変化への期待が失望に変わり、徒労感だけが残っているのかもしれない。沖縄では特にそうだ。
政権交代後、初めての国政選挙となる参院選が24日、公示される。
昨年8月の衆院選は、有権者の一票が文字通り政治を変えた選挙だった。選挙後しばらくは、官僚主導から政治主導への転換に多くの国民が注目し、事業仕分けに拍手喝采(かっさい)した。鳩山政権のスタート時の高い支持率は、政治が変わるかもしれないという有権者の期待感と高揚感を反映したものである。
だが、新政権は普天間問題でつまづいた。他の選挙公約も、財源の壁を越えることができず修正や変更を余儀なくされた。内閣と党の関係もしっくりせず、しばしば二重権力状態が生まれた。
政権与党の混乱に乗じて、最大野党の自民党が支持を伸ばしたかというと、必ずしもそうはなっていない。たちあがれ日本、新党改革などの第3局が相次いで誕生したのは、民主支持でも自民支持でもない有権者層の広がりを示すものだ。
それぞれの政党の政策の違いも今のところ、有権者にはほとんど浸透していない。こんな分かりにくい選挙はない。多党乱立の中で対立軸もはっきりせず、有権者が立ちすくんでいる、という構図なのだ。
菅直人首相は消費税の増税について、「自民党が提案している10%を一つの参考にしたい」と述べ、超党派の議論を呼びかけた。

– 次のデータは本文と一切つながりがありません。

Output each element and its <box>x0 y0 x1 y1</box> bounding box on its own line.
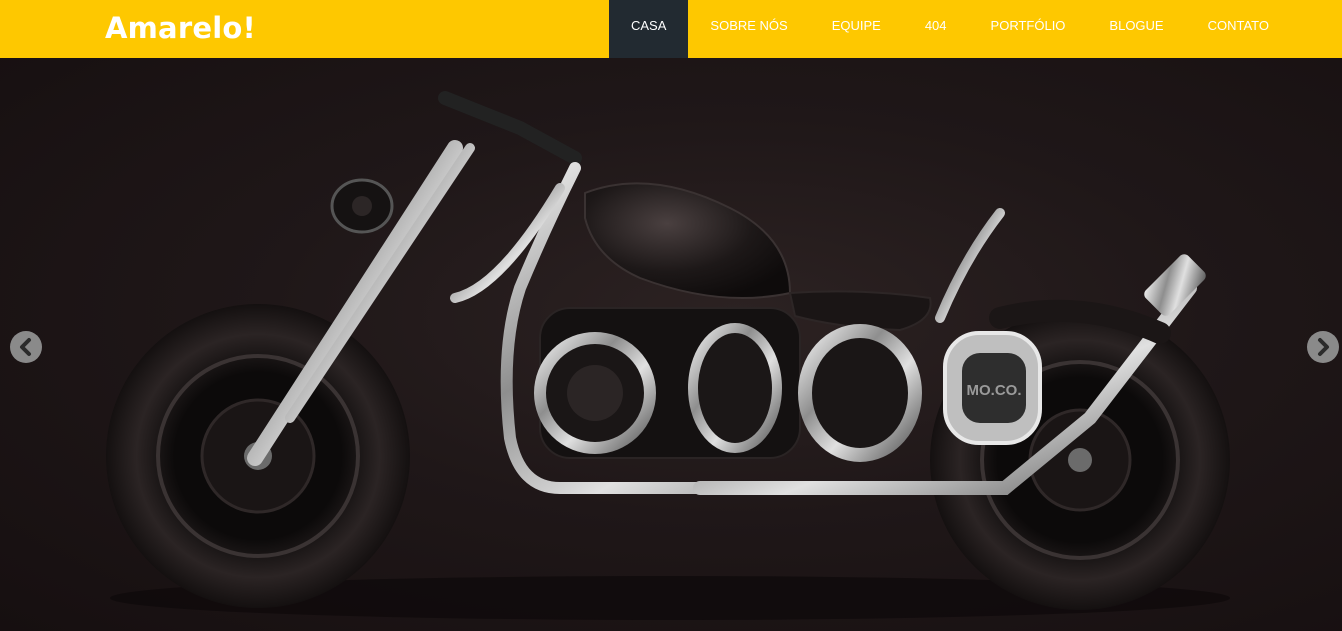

9党の党首討論会で自民党の谷垣禎一総裁は、菅政権の経済成長戦略について「われわれの時代につくったものとそっくり」だと語った。
要するに、民主党と自民党の政策が似てきて、有権者にはどこがどう違うのか分かりにくいのである。
国民の「漠とした将来不安」は、社会保障制度の将来像が不透明なことや、景気、雇用の改善めどが立たないところからきている。相互に関連し合うこの問題に、どう対処するのか。この課題と財政再建の課題をどのように処理していくのか。
各党は、社会保障制度改革、消費増税、経済成長戦略、財政再建策、公務員改革などに関する政策論争を深め、争点を明確にしてほしい。
菅首相は23日、沖縄全戦没者追悼式であいさつし、沖縄の基地負担に関連して「おわび」と「お礼」という二つの相反する言葉を使った。
沖縄の負担のおかげでアジア・太平洋地域の平和と安定が保たれていることを強調し、「お礼」の言葉を使ったのである。「おわび」の姿勢を示しながら、その一方で、「お礼」をするという神経が理解できない。
菅政権はほんとうに負担軽減に取り組む意思があるのだろうか。普天間問題も参院選の大きな争点であることを忘れないでもらいたい。